Addie prayed aloud every morning before breakfast, loved to hum hymns, her favorite being How Great Thou Art, and participated in countless church services and potluck dinners commonplace in the South. That aside, my grandmother was never “preachy”. Her beliefs were personal and private. She pushed nothing on anyone else. Instead, she led by example.
Thinking about Addie makes me smile. My older brother, Jay, latched onto her first name when only a toddler and began calling Addie “Addie” instead of the traditional Grandma or Nana. I followed suit. She was simply Addie to us for the rest of her life. I am lucky to have been named after her. We share the same middle name, Lee.
Addie could be feisty if something didn’t “sit well” with her, but she was tender and kind. She made the best custard pie in the county, loved puttering in her garden, was a fabulous cook, had the most beautiful handwriting I have ever seen, and was an exquisite seamstress. She taught me to knit, crochet, and embroidery although I’m afraid I did not inherit her skill or patience for needlework. Addie wore thick nylons that she anchored above the knee with some kind of elastic band. They looked terribly uncomfortable. However, she never wore a bra in her life . . . ever because “those things are too confining”. I’m afraid her bosom was captured by the fate of gravity quite early on as a result. Still, she was proud, loving to dress up when an opportunity presented itself. Aside perhaps for a tiny bit of lipstick, Addie never wore make-up, but she adored plastering creams on her face and hands to make them soft. I can, to this day, recall the smooth, silky feeling of her cheeks. She had long, grey-streaked hair for much of her life. She swept it up, off the back of her neck, and rolled it into an elongated bun. From time to time, when I was a small girl, she allowed me to brush and comb her hair. I would braid it or put her long locks in “dog ears” or ponytails, complete with bows or artificial flowers. A quick look in the mirror always made her laugh. Tolerance obviously was one of her gifts!
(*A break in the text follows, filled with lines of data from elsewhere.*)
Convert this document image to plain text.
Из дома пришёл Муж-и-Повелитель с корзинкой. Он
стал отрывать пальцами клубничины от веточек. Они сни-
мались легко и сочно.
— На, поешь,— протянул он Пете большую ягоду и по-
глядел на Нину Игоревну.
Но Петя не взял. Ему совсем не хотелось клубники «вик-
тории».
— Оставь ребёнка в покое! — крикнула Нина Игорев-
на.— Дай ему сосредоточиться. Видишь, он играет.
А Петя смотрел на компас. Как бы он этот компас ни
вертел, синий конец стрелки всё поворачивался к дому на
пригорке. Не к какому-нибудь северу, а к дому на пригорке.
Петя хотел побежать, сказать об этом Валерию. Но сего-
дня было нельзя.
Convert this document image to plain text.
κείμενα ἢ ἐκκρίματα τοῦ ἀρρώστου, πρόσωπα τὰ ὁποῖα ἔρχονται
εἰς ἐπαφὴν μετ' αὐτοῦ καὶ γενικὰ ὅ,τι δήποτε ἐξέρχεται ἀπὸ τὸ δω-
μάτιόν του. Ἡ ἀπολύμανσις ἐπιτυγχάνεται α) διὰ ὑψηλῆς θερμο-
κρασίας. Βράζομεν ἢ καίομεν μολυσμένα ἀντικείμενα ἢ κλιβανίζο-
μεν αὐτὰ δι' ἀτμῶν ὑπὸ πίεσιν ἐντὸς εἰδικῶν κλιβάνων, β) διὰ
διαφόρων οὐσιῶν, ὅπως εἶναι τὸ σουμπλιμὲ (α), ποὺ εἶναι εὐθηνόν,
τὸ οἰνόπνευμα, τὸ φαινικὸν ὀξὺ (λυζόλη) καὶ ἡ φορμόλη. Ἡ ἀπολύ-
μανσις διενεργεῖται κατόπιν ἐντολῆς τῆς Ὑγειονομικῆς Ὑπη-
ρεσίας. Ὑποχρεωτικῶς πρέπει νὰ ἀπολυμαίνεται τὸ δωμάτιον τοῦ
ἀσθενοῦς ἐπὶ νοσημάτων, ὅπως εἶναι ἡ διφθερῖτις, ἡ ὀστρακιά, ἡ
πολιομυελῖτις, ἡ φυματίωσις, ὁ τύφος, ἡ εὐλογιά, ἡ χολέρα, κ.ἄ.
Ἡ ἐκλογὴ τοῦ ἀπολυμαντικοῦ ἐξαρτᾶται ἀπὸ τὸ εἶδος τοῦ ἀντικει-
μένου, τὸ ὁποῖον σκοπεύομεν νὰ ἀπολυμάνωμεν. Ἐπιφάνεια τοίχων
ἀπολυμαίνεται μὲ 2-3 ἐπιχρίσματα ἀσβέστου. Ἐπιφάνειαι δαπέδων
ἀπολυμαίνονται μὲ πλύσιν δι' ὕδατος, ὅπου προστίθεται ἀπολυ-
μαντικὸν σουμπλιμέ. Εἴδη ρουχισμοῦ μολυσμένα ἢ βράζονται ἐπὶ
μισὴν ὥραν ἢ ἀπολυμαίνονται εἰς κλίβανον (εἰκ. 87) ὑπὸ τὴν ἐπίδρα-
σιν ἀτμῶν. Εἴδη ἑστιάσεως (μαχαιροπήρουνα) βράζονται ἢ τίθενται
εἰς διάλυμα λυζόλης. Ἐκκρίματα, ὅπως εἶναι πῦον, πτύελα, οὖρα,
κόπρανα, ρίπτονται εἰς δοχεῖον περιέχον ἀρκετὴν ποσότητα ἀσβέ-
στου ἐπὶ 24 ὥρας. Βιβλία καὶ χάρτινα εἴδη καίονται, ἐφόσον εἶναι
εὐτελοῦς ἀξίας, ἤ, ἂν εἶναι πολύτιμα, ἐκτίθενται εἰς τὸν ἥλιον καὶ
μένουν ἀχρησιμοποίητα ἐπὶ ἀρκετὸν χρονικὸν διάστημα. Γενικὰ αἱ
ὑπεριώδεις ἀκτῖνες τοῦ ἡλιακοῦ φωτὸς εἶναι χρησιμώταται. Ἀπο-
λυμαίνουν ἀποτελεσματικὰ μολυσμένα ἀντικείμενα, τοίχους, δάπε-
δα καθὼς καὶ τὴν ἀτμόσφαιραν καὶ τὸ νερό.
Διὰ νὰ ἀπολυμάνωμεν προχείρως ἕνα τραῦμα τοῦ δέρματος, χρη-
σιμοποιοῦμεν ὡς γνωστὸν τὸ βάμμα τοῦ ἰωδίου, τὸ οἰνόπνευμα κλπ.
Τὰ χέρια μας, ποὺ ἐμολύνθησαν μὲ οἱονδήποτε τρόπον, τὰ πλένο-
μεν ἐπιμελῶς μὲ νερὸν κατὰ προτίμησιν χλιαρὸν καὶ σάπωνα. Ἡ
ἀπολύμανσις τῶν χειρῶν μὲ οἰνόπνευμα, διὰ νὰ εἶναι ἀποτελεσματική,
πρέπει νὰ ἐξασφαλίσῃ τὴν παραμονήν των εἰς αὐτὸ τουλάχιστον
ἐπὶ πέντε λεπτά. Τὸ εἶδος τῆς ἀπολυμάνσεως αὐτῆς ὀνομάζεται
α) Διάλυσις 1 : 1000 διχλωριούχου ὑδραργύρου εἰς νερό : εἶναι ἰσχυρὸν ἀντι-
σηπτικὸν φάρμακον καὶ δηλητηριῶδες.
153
What else do I recollect? She had a canary named Peachy who sang to her and gave her companionship when no one else was around. She collected S&H green stamps. (Does anyone remember those?) She hung her clothes on a clothesline to dry in the sun. She made her own jam, jelly, pickles, cornbread, and, oh my goodness, the best, most yummy, chicken dumplings ever.
My grandmother loved her family, but of all the grandchildren, I like to think she loved my brother and me the most. I never was in doubt of her affection although for most of my adult life I did not live close enough to her to share the feeling firsthand.
When Addie died, I was unable to attend her funeral in Kentucky. I was in California by then with a young family of my own, but I was there in spirit . . . and I cried buckets of tears. I must admit that Addie is still with me now. I think of her often, almost as a guardian angel who advises me when times are tough, and for that reason, I know her essence is still kicking around the universe. And that is perhaps why, when I sat down to “blog” today, Addie became my topic. She was a role model to me for many reasons, not the least of which was her determination to hold on to “forty-eight”, the exuberance of life, and not let go.

My mother (Jean), Addie, my son (Alex) and me in the summer of 1974. We are on the steps of
the Masonic Home in Louisville, Kentucky, the last place Addie lived.